L’amore Nascosto (Colonna Sonora) L’amour caché – La Croisette (2009)

Riccardo Fassi – “L’amore nascosto” – DCLC 712

Valutare una colonna sonora al di fuori del contesto filmico è sempre impresa piuttosto difficile dal momento che trattasi di musica scritta proprio per accompagnare immagini. Di qui l’innegabile realtà che solo pochi soundtrack mantengono il loro valore di per sé … e la cosa vale ovviamente anche nel mondo del jazz con le dovute eccezioni. Una di queste è rappresentata dalla musica scritta da Riccardo Fassi per “L’amore nascosto” , un film di Alessandro Capone con Isabelle Huppert, e pubblicata in un CD uscito proprio in questi giorni. L’album del musicista varesino, oramai “naturalizzato” romano, presenta molte pagine davvero interessanti che ne giustificano un ascolto attento ed interessato. Fassi è, in effetti, compositore fecondo e creativo, capace di comporre melodie affascinanti così come brani dalla struttura complessa; ecco, nell’album in oggetto, il tema principale è di sicura presa ed in questo caso la ripetitività aiuta l’ascolto. A ciò va aggiunta la bravura degli esecutori : un quartetto jazz con Riccardo Fassi pianoforte e tastiere, Gianluca Renzi basso, il regista Alessandro Capone batteria e Max Ionata al sax tenore e soprano, che si esaltano in alcune improvvisazioni, pratica di certo non comune nelle colonne sonore, e un classico quartetto d’archi con Roberto Granci e Carlo Rizzari violino, Michael Kornel viola e Giuseppe Tortora cello. Alcuni pezzi evidenziano particolarmente l’interplay dei “jazzisti”; così, ad esempio, la terza ripresa di “Sophie” presenta un fitto ed entusiasmante dialogo tra il piano di Fassi la batteria di Capone e soprattutto il basso di Renzi che dimostra di aver oramai raggiunto livelli di assoluta eccellenza. Dal canto suo, il sassofonista Max Ionata si fa ammirare in diversi brani tra cui la ‘free version’ di “Danielle” e l’ultima ripresa di “Amour”.

Certo, dei brani avrebbero avuto bisogno di un maggiore sviluppo come la terza ripresa di “Danielle”, che sembra interrompersi di colpo evidentemente per ragioni filmiche, ma ciò nulla toglie alla valenza di un album più che dignitoso. (Gerlando Gatto)

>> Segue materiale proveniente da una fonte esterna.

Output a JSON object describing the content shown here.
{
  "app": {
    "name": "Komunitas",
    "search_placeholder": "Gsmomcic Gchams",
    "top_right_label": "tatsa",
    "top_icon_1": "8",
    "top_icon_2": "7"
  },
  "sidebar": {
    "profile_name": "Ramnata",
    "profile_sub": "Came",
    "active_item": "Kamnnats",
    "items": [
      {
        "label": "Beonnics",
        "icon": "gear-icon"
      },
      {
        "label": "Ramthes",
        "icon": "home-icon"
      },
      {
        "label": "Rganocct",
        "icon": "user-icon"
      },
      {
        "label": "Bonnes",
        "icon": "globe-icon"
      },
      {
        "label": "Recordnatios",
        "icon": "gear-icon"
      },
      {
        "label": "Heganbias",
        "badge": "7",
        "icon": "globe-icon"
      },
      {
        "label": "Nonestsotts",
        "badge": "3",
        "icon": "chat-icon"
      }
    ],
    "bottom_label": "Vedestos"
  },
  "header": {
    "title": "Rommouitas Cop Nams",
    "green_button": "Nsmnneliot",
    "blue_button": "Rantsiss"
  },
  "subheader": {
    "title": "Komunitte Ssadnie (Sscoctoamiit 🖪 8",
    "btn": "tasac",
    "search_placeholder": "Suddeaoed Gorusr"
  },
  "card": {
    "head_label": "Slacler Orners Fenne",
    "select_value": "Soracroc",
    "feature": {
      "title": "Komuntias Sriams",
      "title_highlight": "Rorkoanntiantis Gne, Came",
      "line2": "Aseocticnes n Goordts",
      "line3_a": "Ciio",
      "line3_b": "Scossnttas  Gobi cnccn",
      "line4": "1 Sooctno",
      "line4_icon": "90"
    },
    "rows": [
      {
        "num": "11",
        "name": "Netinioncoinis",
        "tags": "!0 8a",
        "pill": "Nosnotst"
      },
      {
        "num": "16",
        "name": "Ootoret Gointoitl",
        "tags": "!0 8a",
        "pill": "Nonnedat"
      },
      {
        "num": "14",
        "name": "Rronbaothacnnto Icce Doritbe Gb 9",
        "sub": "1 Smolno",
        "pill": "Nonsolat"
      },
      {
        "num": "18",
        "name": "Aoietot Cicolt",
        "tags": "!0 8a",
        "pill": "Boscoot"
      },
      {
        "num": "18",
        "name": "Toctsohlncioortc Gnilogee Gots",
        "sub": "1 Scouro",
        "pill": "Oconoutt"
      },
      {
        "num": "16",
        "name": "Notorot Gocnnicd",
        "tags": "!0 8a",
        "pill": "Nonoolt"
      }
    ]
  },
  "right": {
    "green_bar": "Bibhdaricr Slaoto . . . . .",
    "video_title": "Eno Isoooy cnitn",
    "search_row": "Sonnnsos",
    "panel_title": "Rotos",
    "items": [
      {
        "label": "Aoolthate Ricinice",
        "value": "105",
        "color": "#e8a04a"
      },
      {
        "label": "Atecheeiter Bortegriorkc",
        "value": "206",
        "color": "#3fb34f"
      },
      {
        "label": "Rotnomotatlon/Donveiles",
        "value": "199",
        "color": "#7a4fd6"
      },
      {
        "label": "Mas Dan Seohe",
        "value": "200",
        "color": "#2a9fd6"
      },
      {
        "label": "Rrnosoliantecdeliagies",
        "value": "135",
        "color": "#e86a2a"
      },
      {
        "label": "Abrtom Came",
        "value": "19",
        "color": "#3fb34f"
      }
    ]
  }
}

“L’amour caché”, L’amore nascosto, è una produzione tra Italia, Belgio e Lussemburgo. Recitato in francese il film, in concorso alFestival di Roma, è diretto dall’italiano Alessandro Capone, regista che abbiamo visto recentemente nei cinema con Feisbum: aveva firmato infatti uno degli episodi dell’instant-movie su Facebook.Isabelle Huppert è la protagonista di questa pellicola che vede nel cast anche Greta Scacchi e Mélanie Laurent.
LA TRAMA
Danielle è una donna ricoverata in una clinica privata dopo il terzo tentativo di suicidio. Odia sua figlia Sophie, con la quale non è mai riuscita a costruire un rapporto, e per questo si è inflitta un silenzio inviolabile, autorelegandosi in un mondo chiuso e sterile, senza reazioni, senza bisogni, senza futuro.
La giovane psichiatra che l’ha in cura però non vuole rassegnarsi a perderla, e la convince a tentare almeno di mettere per iscritto i suoi pensieri. Tanto basta alla psichiatra per comprendere che Danielle è ancora totalmente assorbita dal ruolo di madre, a tal punto e così enigmaticamente da considerare sua figlia come una figura invasiva e lacerante nella sua attuale realtà.

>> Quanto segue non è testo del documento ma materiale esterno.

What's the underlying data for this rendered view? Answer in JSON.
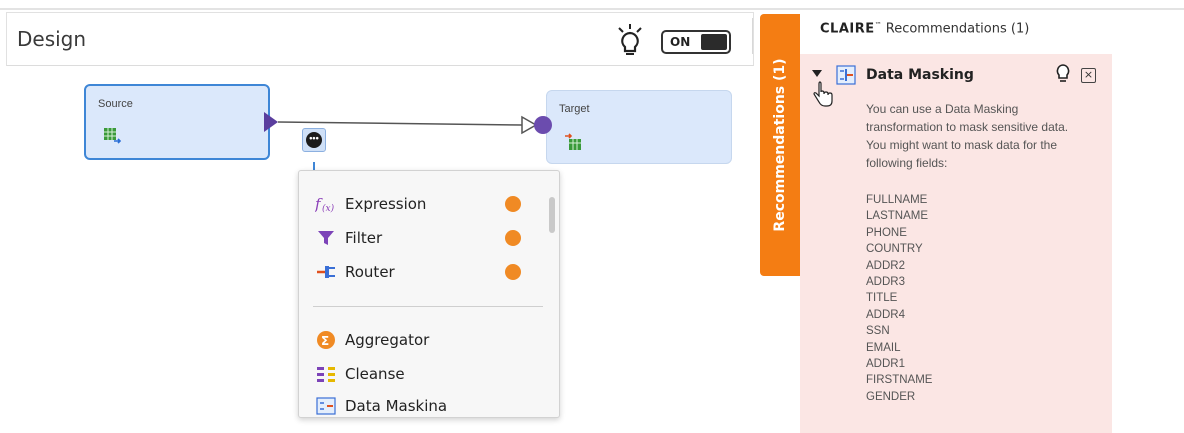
{
  "design": {
    "title": "Design",
    "toggle_label": "ON"
  },
  "canvas": {
    "source": {
      "label": "Source"
    },
    "target": {
      "label": "Target"
    },
    "add_menu_symbol": "•••"
  },
  "menu": {
    "items": [
      {
        "label": "Expression",
        "icon": "expression-icon",
        "hint": true
      },
      {
        "label": "Filter",
        "icon": "filter-icon",
        "hint": true
      },
      {
        "label": "Router",
        "icon": "router-icon",
        "hint": true
      },
      {
        "label": "Aggregator",
        "icon": "aggregator-icon",
        "hint": false
      },
      {
        "label": "Cleanse",
        "icon": "cleanse-icon",
        "hint": false
      },
      {
        "label": "Data Maskina",
        "icon": "data-masking-icon",
        "hint": false
      }
    ]
  },
  "recommendations": {
    "tab_label": "Recommendations (1)",
    "header_brand": "CLAIRE",
    "header_tm": "™",
    "header_rest": " Recommendations (1)",
    "item_title": "Data Masking",
    "close_symbol": "×",
    "description": "You can use a Data Masking transformation to mask sensitive data. You might want to mask data for the following fields:",
    "fields": [
      "FULLNAME",
      "LASTNAME",
      "PHONE",
      "COUNTRY",
      "ADDR2",
      "ADDR3",
      "TITLE",
      "ADDR4",
      "SSN",
      "EMAIL",
      "ADDR1",
      "FIRSTNAME",
      "GENDER"
    ]
  },
  "colors": {
    "accent_orange": "#f47d13",
    "node_fill": "#dbe8fb",
    "node_selected_border": "#3e86d6",
    "port_purple": "#5a3e9e",
    "panel_bg": "#fbe6e4"
  }
}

Intanto Danielle, con estrema fatica ma in modo sempre meno sconnesso, e sempre più coinvolgente emotivamente, riesce a trovare le parole per spiegare e capire le radici del suo disagio, del suo male di vivere, del suo desiderio di morte.
L’infanzia isolata e difficile, un matrimonio affrettato e la gravidanza non scelta consapevolmente ma subìta, la rottura con suo marito, le crescenti difficoltà di rapporto con Sophie, l’abisso d’incomprensione e d’intolleranza spalancatosi tra loro…

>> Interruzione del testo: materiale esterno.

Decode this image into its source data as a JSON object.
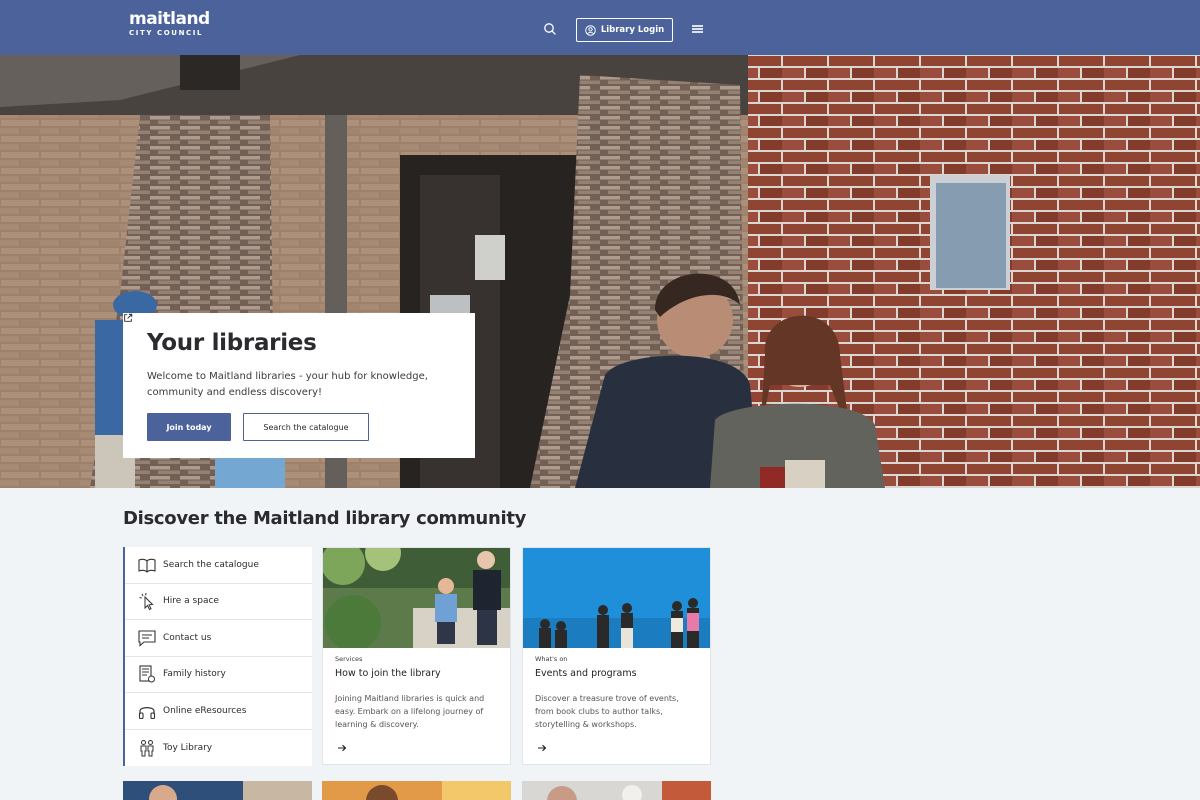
{
  "header": {
    "logo_main": "maitland",
    "logo_sub": "CITY COUNCIL",
    "login_label": "Library Login",
    "icons": {
      "search": "search-icon",
      "user": "user-circle-icon",
      "menu": "hamburger-icon"
    }
  },
  "hero": {
    "title": "Your libraries",
    "text": "Welcome to Maitland libraries - your hub for knowledge, community and endless discovery!",
    "join_label": "Join today",
    "search_label": "Search the catalogue"
  },
  "discover": {
    "title": "Discover the Maitland library community",
    "quick_links": [
      {
        "label": "Search the catalogue",
        "icon": "book-icon"
      },
      {
        "label": "Hire a space",
        "icon": "pointer-click-icon"
      },
      {
        "label": "Contact us",
        "icon": "chat-icon"
      },
      {
        "label": "Family history",
        "icon": "document-hand-icon"
      },
      {
        "label": "Online eResources",
        "icon": "headphones-icon"
      },
      {
        "label": "Toy Library",
        "icon": "people-icon"
      }
    ],
    "cards": [
      {
        "tag": "Services",
        "title": "How to join the library",
        "text": "Joining Maitland libraries is quick and easy. Embark on a lifelong journey of learning & discovery."
      },
      {
        "tag": "What's on",
        "title": "Events and programs",
        "text": "Discover a treasure trove of events, from book clubs to author talks, storytelling & workshops."
      }
    ]
  },
  "colors": {
    "brand": "#4b639a",
    "page_bg": "#f1f4f7",
    "card_bg": "#ffffff"
  }
}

Il lento processo di autoanalisi sollecitato dalla giovane psichiatra viene però minato da alcune inaspettate, deflagranti visite di Sophie: la ragazza s’ostina a considerare sua madre non come una malata, ma come una figura psicologica reale. Interagisce senza filtri, senza pietà.
Così grande è l’ostilità tra le due donne, ancora così aperte si mostrano le ferite del loro rapporto, da accecare la figlia e far
ricadere nel baratro della solitudine la madre. Un giorno, in occasione del suo trasferimento ad un’altra clinica, Danielle scappa.